「割り箸」は、割れ目が入れてあり、二つに割って使う。しかし、その名前は「割る箸」に由来するものではない。
「割り箸」は「木や竹を割って作る箸」という意味でその名前が付けられた。昔は木の目に沿ってナタで割って作っていた。現在のような「割って使う箸」になったのはその後のことである。
ちなみに、割り箸の発祥は奈良県の吉野地方とされている。江戸時代から、吉野杉で作られる樽の余材を利用して割り箸が作られていた。割り箸の素材としては、もともと杉のほかに竹を用いて作られていたが、檜やエゾ松なども多く利用される。その他、普及品には白樺やアスペン(ホワイトポプラ)などが用いられることもある。

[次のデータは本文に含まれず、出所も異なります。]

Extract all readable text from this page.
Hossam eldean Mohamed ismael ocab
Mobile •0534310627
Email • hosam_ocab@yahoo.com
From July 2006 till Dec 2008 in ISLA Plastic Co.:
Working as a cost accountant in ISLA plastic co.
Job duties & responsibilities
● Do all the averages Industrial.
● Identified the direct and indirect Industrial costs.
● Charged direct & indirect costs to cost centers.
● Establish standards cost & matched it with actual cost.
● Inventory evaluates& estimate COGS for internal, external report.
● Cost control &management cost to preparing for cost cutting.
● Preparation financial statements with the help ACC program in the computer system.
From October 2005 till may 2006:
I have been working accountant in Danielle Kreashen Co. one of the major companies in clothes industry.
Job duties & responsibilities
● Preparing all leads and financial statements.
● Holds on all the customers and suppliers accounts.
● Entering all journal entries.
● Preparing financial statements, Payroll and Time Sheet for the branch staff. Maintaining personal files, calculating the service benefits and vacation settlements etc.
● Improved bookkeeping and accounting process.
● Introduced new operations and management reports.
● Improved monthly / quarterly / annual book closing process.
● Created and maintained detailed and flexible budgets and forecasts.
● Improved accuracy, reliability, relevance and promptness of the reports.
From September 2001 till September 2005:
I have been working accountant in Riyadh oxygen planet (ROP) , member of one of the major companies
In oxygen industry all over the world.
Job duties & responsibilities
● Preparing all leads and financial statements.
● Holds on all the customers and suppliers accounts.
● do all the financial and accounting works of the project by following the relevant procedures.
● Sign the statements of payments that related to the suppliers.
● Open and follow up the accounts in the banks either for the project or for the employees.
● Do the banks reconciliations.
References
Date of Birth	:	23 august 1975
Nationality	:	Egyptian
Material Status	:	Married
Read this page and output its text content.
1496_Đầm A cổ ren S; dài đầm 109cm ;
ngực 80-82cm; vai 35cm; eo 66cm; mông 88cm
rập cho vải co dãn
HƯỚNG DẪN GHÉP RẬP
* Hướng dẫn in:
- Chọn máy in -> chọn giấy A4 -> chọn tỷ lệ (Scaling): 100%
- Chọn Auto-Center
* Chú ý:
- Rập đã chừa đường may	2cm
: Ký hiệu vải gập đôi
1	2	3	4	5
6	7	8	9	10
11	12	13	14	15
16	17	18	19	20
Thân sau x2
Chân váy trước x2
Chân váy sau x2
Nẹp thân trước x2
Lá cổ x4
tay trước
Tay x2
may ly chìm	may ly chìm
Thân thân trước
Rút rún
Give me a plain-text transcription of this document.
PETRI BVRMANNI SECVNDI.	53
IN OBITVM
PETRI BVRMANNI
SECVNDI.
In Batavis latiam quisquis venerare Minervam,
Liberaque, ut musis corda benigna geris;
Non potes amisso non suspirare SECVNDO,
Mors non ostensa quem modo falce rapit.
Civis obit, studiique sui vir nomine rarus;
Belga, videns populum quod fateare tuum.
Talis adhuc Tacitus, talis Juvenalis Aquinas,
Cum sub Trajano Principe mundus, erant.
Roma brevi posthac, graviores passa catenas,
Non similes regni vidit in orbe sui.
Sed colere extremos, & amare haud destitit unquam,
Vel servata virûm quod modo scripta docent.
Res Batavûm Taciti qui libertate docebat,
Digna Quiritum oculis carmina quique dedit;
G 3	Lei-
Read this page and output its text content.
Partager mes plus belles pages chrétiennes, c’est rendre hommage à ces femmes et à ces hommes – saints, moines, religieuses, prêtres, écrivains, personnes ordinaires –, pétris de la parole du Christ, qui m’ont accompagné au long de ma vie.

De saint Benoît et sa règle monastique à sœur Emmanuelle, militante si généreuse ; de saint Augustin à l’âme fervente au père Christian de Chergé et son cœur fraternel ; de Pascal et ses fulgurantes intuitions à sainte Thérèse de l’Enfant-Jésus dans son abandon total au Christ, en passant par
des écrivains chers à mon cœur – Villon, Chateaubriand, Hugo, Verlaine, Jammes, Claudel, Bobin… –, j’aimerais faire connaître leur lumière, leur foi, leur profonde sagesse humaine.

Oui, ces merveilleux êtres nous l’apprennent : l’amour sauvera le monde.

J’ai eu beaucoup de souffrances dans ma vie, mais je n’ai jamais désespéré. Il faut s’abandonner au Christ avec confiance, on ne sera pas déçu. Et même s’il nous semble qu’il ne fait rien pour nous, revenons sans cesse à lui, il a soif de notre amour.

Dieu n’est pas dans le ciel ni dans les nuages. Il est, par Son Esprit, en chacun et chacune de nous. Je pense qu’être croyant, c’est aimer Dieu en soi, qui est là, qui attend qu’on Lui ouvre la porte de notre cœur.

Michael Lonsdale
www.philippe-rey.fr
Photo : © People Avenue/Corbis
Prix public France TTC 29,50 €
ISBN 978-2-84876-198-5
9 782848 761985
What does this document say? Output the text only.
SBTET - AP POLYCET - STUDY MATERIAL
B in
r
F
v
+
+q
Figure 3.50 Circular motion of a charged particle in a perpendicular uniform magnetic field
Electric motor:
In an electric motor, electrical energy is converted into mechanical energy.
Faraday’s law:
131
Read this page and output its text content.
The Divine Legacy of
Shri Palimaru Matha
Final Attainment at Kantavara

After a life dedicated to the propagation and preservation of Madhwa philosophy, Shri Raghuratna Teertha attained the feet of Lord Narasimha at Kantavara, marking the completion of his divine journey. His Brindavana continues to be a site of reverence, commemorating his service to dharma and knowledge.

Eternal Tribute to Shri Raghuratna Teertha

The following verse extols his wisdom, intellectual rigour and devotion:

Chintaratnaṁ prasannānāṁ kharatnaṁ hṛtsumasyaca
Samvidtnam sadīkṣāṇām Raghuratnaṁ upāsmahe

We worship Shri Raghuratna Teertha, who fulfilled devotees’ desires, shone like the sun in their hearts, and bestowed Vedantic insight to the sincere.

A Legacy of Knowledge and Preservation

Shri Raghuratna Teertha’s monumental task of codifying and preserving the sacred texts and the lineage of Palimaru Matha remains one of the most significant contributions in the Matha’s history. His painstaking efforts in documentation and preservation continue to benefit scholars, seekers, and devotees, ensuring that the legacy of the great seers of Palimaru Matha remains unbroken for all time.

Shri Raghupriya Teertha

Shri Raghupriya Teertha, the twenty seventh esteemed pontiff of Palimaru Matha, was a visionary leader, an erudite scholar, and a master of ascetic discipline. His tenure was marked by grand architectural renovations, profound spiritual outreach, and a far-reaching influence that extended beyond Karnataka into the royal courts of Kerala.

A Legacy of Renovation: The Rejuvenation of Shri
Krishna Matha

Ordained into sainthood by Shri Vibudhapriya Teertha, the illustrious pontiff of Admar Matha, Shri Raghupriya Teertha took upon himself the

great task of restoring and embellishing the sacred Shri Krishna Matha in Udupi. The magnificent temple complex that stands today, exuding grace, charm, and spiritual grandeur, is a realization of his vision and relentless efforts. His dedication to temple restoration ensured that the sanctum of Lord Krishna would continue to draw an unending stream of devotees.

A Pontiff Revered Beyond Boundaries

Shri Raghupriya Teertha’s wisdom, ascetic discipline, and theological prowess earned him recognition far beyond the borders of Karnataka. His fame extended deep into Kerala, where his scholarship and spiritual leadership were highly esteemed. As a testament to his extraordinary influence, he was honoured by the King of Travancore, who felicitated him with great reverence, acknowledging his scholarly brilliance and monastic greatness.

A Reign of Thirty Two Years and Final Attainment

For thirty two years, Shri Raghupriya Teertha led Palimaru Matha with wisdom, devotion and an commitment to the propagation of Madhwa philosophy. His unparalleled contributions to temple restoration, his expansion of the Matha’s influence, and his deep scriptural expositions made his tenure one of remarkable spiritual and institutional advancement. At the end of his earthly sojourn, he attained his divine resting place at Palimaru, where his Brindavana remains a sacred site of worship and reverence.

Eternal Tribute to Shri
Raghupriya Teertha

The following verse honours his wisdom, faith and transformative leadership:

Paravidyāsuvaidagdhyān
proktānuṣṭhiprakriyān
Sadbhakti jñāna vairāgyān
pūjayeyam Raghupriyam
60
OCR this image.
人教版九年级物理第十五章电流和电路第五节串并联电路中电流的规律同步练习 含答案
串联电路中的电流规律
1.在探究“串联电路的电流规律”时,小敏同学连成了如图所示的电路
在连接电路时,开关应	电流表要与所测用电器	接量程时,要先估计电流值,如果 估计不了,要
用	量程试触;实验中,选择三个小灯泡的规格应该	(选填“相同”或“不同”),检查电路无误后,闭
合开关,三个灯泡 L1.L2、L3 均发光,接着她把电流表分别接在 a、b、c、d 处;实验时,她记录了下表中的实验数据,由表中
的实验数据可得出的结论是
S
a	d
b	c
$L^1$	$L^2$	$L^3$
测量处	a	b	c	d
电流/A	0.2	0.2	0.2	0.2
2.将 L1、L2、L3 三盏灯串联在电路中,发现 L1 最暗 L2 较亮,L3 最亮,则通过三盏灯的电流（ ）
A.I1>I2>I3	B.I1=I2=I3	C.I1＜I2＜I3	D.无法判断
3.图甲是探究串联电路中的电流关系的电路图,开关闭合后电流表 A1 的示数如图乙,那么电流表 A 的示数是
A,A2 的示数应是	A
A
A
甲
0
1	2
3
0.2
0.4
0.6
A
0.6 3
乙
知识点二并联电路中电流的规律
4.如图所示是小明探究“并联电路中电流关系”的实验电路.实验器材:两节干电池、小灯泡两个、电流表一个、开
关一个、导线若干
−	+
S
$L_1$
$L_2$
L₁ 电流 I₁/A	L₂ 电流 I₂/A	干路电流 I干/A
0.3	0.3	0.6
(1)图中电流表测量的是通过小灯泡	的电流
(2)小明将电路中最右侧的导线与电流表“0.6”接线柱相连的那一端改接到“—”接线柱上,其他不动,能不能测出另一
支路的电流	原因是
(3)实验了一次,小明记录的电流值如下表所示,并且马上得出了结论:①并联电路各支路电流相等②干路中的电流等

現在では、日本の割り箸の消費量は年間およそ250億膳でその9割以上が中国などからの輸入品である。過去には中国が森林を保護する目的で、日本への割り箸の輸出を規制したこともあり、その時に木製割り箸の代替品としてプラスチック製の割り箸も開発された。近年では成長の早い竹を使った竹製の割り箸への転換も進んでいる。
また、割り箸の袋には「おてもと」と書かれていることが多いが、これは「手もと箸」を丁寧に呼んだものである。懐石料理など日本料理の盛り鉢には普通「取り箸」が添えられるが、取り箸に対して、各自が使う箸が手もと箸である。